Dès les années 1950, les chefs d’orchestre et musiciens Gustav Leonhardt, Nikolaus Harnoncourt, Sigiswald Kuijken, suivis de Ton Koopman ou encore Jordi Savall, s’emparent d’anciens clavecins, violoncelles, violes de gambe, ou diapasons et remettent à l’honneur les œuvres de Bach, Haendel, Vivaldi, et Buxtehude. A rebours du progrès permanent, ils affirment ainsi un retour aux sources et préfèrent à l’interprétation moderne, une restitution dans la plus pure tradition. Un nouveau dogme qui gagne désormais le marché des instruments anciens, marqué par des prix croissants, touchant notamment les instruments de la fin du XVIIIe et du début du XIXe siècle.
Un marché particulièrement dynamique
« Ce marché est particulièrement actif, avec un public qui s’est diversifié ces dernières années », commente Maître Etienne Laurent qui a dispersé aux enchères le 7 avril 2018 à Vichy deux collections importantes d’instruments à vent : un ensemble de pièces anglaises et une autre collection, plus hétéroclite, comprenant aussi bien des guitares qu’un clavecin, des flûtes ou des harpes. Une vente qui témoignait du nouveau dynamisme du marché. « On retrouvait notamment un cor naturel Halary estimé à 6 000 euros qui rappelait à quel point la demande est forte pour ce type d’instrument. Ils sont très rares et ils coûtaient moitié moins il y a encore sept ou huit ans », détaille l’expert Bruno Kampmann. Le cor naturel apparaît au XVIIIe siècle pour remplacer le cor de chasse (dit « cor baroque ») et animer les soirées mondaines. Il inspire alors les compositeurs romantiques les plus illustres, à l’image de Johannes Brahms (1833-1897) qui s’en fait le grand défenseur lorsque naît le cor à pistons au cours du XIXe siècle. Finalement remplacé à l’aube du siècle suivant, il connaît aujourd’hui un regain d’intérêt. « Les cornets (petits cors) à pistons du XIXe sont eux aussi très recherchés. Ils permettent de rejouer la musique romantique de Berlioz (1803-1869) notamment. » Dans la vente du 7 avril, un cornet à trois pistons de Kohler a ainsi été adjugé 5 100 euros.

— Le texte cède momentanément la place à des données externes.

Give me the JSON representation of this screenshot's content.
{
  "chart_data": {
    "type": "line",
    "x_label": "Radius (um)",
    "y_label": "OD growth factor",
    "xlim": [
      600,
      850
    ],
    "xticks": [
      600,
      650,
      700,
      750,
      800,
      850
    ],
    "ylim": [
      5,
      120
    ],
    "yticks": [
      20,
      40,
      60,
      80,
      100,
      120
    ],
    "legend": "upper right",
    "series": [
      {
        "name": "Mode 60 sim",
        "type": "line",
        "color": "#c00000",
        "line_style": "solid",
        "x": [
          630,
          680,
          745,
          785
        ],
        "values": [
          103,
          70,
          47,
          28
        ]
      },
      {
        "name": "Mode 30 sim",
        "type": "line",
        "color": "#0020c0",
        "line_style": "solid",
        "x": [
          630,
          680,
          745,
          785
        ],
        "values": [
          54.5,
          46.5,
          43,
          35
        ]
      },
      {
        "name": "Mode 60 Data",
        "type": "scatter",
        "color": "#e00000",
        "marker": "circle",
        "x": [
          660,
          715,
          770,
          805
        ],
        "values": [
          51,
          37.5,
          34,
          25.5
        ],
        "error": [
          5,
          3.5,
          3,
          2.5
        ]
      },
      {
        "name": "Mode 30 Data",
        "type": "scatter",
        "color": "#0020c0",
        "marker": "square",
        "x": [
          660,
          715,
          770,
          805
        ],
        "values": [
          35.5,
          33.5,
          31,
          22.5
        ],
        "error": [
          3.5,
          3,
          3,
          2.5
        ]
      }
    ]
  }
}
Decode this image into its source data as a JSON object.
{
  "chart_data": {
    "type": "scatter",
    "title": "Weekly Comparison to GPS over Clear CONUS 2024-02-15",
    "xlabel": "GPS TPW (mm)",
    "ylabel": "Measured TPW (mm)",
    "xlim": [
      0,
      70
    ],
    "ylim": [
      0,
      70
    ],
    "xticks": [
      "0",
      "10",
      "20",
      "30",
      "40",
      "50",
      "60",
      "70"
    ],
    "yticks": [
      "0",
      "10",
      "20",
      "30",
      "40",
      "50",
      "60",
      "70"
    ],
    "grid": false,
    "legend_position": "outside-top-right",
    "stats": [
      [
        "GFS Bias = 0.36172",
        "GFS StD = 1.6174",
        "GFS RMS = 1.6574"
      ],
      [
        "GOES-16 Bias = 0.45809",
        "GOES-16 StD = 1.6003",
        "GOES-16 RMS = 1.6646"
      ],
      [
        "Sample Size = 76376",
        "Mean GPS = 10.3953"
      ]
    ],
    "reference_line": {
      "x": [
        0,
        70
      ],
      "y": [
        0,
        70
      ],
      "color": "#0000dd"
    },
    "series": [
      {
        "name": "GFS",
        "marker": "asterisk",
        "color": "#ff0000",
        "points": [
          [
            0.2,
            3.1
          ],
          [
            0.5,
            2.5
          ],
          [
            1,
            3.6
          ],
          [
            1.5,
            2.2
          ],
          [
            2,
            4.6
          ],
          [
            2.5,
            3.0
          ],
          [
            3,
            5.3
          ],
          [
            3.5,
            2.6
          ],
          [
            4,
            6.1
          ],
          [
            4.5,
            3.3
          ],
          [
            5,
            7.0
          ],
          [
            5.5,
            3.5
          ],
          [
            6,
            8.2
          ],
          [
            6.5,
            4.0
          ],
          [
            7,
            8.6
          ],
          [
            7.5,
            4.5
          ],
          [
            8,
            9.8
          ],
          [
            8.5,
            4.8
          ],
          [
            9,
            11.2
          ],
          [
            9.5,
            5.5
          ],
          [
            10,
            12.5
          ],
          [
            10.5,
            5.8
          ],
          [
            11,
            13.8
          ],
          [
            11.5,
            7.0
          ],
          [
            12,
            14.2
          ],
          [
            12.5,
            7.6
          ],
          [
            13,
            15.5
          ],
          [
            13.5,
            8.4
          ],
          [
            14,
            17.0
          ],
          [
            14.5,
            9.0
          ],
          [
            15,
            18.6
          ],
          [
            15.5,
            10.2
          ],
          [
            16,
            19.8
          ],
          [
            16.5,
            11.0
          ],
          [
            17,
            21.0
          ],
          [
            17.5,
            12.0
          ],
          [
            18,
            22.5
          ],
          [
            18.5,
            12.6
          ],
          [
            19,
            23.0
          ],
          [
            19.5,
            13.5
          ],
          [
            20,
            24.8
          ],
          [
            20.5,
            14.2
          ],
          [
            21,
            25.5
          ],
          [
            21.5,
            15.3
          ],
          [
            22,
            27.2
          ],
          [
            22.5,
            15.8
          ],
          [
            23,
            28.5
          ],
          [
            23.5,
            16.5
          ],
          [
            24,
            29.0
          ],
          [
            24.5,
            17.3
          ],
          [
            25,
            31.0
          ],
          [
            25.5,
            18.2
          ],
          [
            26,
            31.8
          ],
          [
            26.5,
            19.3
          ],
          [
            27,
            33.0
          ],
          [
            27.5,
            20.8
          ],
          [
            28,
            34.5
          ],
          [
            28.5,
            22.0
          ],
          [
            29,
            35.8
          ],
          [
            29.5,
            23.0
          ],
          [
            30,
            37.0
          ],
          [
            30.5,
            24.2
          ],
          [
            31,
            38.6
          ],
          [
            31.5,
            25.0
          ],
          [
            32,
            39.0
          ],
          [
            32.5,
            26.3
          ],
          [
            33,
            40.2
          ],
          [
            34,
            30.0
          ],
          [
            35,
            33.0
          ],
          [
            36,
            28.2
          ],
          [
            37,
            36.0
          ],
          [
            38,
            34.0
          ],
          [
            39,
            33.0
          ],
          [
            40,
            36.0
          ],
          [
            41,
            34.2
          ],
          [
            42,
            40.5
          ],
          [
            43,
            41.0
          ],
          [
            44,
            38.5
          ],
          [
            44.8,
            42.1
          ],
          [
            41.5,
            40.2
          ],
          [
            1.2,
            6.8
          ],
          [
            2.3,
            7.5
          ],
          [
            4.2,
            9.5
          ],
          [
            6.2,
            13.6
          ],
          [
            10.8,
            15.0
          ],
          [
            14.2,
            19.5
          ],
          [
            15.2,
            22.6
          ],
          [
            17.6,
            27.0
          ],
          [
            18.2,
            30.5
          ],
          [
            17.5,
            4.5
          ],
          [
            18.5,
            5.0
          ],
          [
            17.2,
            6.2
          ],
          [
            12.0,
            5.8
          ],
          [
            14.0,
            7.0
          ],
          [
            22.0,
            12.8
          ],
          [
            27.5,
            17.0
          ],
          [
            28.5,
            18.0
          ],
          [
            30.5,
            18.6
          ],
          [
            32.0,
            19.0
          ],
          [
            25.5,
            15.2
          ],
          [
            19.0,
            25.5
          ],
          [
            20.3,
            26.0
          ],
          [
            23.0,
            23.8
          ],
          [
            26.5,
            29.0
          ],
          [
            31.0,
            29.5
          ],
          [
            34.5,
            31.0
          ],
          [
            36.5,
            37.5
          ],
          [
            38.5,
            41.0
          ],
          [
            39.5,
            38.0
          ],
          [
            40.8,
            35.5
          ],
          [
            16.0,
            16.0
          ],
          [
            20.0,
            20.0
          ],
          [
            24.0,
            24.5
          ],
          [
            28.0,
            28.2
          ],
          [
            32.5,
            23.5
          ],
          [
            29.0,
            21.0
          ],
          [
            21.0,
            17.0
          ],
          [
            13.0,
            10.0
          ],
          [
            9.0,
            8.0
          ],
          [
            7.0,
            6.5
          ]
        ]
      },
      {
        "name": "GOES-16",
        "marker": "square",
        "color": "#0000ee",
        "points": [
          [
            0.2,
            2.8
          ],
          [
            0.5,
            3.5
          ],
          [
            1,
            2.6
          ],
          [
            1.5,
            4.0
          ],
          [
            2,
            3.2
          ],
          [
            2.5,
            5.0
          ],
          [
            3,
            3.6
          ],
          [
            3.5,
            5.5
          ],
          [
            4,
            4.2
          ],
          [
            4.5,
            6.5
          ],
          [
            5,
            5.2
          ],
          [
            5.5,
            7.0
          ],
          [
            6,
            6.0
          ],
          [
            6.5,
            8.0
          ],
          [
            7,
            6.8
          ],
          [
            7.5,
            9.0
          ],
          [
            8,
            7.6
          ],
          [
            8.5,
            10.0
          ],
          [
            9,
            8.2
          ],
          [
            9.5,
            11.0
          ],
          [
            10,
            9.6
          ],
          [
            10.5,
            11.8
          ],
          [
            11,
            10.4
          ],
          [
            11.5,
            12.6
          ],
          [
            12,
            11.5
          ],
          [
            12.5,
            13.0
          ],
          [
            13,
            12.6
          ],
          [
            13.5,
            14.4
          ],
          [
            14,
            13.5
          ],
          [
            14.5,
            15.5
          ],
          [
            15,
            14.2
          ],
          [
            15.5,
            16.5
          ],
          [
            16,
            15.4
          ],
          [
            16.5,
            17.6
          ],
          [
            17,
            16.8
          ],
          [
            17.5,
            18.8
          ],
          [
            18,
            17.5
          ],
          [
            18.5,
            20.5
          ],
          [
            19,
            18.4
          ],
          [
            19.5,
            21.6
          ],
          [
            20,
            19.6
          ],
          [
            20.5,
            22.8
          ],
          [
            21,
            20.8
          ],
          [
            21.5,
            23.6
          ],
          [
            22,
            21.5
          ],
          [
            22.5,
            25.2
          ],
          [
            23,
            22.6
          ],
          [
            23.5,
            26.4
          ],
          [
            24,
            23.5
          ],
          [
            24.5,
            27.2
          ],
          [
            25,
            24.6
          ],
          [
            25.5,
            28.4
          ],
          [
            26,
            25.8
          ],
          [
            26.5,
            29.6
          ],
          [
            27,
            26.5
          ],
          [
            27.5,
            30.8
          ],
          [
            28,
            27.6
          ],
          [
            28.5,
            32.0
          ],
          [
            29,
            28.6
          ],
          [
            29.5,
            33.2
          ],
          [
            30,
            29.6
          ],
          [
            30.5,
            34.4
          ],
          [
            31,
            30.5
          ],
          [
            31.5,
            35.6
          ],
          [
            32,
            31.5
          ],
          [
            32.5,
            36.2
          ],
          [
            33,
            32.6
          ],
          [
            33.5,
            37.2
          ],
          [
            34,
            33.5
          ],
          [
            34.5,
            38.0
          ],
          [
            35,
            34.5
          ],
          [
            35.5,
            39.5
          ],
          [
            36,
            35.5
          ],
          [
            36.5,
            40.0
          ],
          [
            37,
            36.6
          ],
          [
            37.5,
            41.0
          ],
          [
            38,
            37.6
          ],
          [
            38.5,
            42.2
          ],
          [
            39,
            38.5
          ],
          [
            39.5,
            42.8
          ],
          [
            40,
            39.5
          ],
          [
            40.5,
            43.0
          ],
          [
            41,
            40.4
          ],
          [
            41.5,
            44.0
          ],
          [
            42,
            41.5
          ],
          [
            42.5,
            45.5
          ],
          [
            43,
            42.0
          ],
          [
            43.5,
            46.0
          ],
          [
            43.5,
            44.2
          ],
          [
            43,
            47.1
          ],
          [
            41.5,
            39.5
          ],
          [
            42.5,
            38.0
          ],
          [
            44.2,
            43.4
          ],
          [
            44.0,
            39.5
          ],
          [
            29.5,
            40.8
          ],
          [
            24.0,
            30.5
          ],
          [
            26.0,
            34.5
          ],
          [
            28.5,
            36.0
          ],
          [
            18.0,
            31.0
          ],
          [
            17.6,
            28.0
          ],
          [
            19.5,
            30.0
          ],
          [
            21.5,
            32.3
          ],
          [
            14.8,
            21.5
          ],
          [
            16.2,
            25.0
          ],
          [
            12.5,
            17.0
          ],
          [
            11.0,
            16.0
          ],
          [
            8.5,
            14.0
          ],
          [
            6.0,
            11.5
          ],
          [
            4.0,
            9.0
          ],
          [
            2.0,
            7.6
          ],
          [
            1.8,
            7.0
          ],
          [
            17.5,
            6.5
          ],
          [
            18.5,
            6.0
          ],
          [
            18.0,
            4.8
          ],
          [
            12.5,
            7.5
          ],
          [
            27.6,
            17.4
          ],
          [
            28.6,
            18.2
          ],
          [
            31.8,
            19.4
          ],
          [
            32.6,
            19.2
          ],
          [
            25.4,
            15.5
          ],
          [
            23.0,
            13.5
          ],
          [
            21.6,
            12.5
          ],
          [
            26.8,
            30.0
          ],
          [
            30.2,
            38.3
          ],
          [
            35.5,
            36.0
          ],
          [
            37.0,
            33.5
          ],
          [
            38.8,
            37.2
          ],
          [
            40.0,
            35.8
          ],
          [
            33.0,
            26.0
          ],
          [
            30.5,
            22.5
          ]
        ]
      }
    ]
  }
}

La redécouverte d’instruments tombés en désuétude
L’engouement autour de ces instruments d’époque est tel que les facteurs actuels se mettent à
les copier. « Le serpent par exemple est très à la mode, j’en joue d’ailleurs moi-même et des copies modernes sont aujourd’hui fabriquées, confie l’expert Bruno Kampmann. Celles-ci ont eu tendance à faire baisser les prix des pièces anciennes au cours des dix dernières années, mais leur cote a toujours été particulièrement soutenue et elle commence à remonter. Pour un serpent ancien de bonne qualité, il faut donc compter autour de 4 000 euros en fonction de l’état, et davantage s’il s’agit d’une pièce exceptionnelle. » Le 7 avril, étaient ainsi proposés un serpent droit en laiton adjugé 2 600 euros et un autre en forme de S, daté du XVIIIe et estimé 2 000 euros. « Le serpent fut créé au début du XVIIe siècle pour accompagner les chœurs d’église, avant d’être employé à la fin du XVIIIe siècle pour les chants militaires et révolutionnaires. C’est un instrument grave, à embouchure comme le tuba. Il a été peu utilisé dans la musique classique, mais mis à l’honneur dans une des œuvres majeures de Berlioz, la Symphonie fantastique de 1830. »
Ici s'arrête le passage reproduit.